Jason se convirtió en un amigo, pero yo sufrí. Pasé allí un mes atroz, al principio padeciendo de un episodio psicótico sin tratamiento psiquiátrico. Cuando me dijeron que estaría allí 9 meses, comiendo poco más que engrudo y verduras cocinadas a medias, perdí la esperanza. Pensé que acabaría como Juan Carlos. A menudo pasaba las noches en la cama plagada de chinches mirando al techo, pensando en el cielo del Mojave y recordando los días en que podía sentir el aire fresco del desierto contra mis pómulos. Aprendí rápidamente a defecar a la vista de los demás y a ocultar el torrente de sangre de una fisura anal.
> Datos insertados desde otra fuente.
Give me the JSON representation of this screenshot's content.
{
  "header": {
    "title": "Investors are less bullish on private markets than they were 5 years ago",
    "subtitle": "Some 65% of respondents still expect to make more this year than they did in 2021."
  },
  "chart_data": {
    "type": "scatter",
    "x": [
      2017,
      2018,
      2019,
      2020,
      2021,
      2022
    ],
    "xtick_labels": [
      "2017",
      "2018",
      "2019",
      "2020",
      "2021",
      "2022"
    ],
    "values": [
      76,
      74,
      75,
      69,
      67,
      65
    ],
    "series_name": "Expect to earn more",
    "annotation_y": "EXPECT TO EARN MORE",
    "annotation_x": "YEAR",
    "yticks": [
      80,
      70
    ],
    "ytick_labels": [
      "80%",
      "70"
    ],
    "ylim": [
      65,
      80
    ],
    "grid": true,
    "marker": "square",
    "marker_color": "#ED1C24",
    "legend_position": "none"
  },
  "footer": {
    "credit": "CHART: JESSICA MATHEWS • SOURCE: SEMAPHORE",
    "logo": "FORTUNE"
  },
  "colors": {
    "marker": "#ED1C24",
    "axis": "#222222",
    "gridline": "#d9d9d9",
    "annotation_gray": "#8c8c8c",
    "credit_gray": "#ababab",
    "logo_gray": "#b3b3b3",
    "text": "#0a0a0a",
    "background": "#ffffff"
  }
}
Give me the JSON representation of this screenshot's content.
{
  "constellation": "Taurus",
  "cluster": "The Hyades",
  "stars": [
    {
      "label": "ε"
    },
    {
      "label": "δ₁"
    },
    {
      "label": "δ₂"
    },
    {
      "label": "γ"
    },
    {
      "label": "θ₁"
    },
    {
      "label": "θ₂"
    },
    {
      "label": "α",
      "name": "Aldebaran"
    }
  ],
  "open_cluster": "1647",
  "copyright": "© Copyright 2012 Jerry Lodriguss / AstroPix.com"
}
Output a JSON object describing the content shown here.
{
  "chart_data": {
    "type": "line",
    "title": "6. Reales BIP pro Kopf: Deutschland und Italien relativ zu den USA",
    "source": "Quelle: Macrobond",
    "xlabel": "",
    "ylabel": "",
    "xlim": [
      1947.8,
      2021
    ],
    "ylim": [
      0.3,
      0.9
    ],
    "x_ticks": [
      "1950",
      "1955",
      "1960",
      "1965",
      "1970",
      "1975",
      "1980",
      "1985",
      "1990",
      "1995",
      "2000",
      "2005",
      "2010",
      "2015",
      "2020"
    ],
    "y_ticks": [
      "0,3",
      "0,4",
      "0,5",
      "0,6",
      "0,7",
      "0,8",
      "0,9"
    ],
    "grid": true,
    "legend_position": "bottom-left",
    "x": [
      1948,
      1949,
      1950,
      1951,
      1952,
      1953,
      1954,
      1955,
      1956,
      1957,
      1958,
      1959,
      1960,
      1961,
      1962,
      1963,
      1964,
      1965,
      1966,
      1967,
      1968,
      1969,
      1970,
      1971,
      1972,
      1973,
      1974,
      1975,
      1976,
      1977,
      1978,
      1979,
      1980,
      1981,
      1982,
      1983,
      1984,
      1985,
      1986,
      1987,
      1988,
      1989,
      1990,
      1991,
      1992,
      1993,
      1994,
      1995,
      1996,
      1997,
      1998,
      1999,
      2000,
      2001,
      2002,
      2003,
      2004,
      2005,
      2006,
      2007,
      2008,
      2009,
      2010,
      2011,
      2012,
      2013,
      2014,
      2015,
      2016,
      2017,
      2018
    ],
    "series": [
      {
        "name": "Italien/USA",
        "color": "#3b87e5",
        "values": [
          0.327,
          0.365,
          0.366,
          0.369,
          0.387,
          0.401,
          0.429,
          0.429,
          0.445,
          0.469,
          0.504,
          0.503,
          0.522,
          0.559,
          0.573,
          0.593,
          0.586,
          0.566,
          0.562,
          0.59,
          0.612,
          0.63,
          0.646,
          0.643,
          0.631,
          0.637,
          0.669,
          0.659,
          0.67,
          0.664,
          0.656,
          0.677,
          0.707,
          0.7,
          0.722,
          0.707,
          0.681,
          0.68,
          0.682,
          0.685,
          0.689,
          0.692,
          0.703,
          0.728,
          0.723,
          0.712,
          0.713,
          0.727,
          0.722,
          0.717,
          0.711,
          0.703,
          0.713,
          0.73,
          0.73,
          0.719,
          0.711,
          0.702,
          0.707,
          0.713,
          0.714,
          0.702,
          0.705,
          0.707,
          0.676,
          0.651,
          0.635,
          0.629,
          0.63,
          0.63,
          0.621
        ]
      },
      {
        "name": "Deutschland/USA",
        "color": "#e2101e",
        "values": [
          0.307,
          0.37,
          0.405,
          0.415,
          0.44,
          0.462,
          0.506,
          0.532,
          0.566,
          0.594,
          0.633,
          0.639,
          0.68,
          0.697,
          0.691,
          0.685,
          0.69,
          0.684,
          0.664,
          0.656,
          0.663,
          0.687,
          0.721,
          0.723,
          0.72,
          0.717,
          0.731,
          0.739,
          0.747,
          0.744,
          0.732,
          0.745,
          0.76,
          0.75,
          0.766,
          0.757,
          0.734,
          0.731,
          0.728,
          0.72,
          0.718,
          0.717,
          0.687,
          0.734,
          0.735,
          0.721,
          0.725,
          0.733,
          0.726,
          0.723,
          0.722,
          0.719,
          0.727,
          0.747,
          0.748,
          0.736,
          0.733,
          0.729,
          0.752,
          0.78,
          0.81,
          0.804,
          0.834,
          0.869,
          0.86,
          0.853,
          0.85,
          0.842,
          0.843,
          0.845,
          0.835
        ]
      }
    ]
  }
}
Perdí la vergüenza de estar desnudo delante de los hombres mientras me duchaba con agua helada de pozo. Estuve a punto de besar a otro paciente del que casi me había enamorado en una apuesta desesperada por sentirme humano. Me distorsionó el alma. Me preocupaba que cuando el coche fúnebre viniera a buscarme, pensaran que había disfrutado de mi tiempo. Así que me rebelé aunque sólo pesaba 50 kilos o 110 libras.
Escribí una petición exigiendo mis derechos. Escribí una carta explicando una huelga de hambre que sólo duró tres días debido a la presión y las súplicas de otros pacientes. Exigí conocer mis derechos, tener acceso a la línea de preguntas de la Secretaría de Salud del Gobierno Federal. Nunca me dijeron cuáles eran mis derechos como paciente ni pude hablar con un funcionario estatal o federal sobre mi estancia. Estuve allí contra mi voluntad. Nunca me pidieron que firmara ni que diera mi consentimiento al tratamiento que me habían impuesto. Sólo hablé una vez con mi madre, bajo la supervisión de un miembro del personal que había pronunciado una jeremiada homofóbica contra mí a la vista de todos los presentes en el centro. Me quitaron el cuaderno y las plumas. Se los pedí prestados a otros pacientes para documentar mis experiencias y hacer más peticiones.
No estoy seguro de hasta qué punto mis experiencias son típicas. Miles de pacientes se sientan en cualquiera de los centros autorizados de tratamiento de adicciones de Jalisco en una noche cualquiera y experimentan una gama de condiciones que van de lo soportable a lo inhumano. Pero, si en uno de los centros autorizados del estado, uno que otras fuentes me confirman que es visto como ejemplar -que es Amor por Vivir, A.C.- se puede ver a un paciente fallecer en el dolor, en la indignidad, me estremezco al pensar cómo pueden ser los demás. De hecho, en mi limitada experiencia, parece que la única garantía como paciente en uno de estos centros es que soportarás el capricho de quien lo dirija y la impunidad de un Estado y sus órganos responsables incapaces de regularlos adecuada y responsablemente.
No fui tan amable con Juan Carlos como podría haberlo sido. Pero su recuerdo me dio la motivación para seguir vivo y seguir luchando cuando casi me había rendido. Era una persona extraordinaria; hoy debería seguir con nosotros. El CECAJ y otros órganos del Estado podrían haber hecho más. Si lo hubieran hecho, aún estaría aquí para reír y sonreír con nosotros. Podría haber asistido a las clases de yoga de su sobrina.
Es terrible todos los padres ponen su confianza, en que sus hijos o hijas van a recibir un trato digno, sin saber el calvario que esconden dentro de cuatro paredes.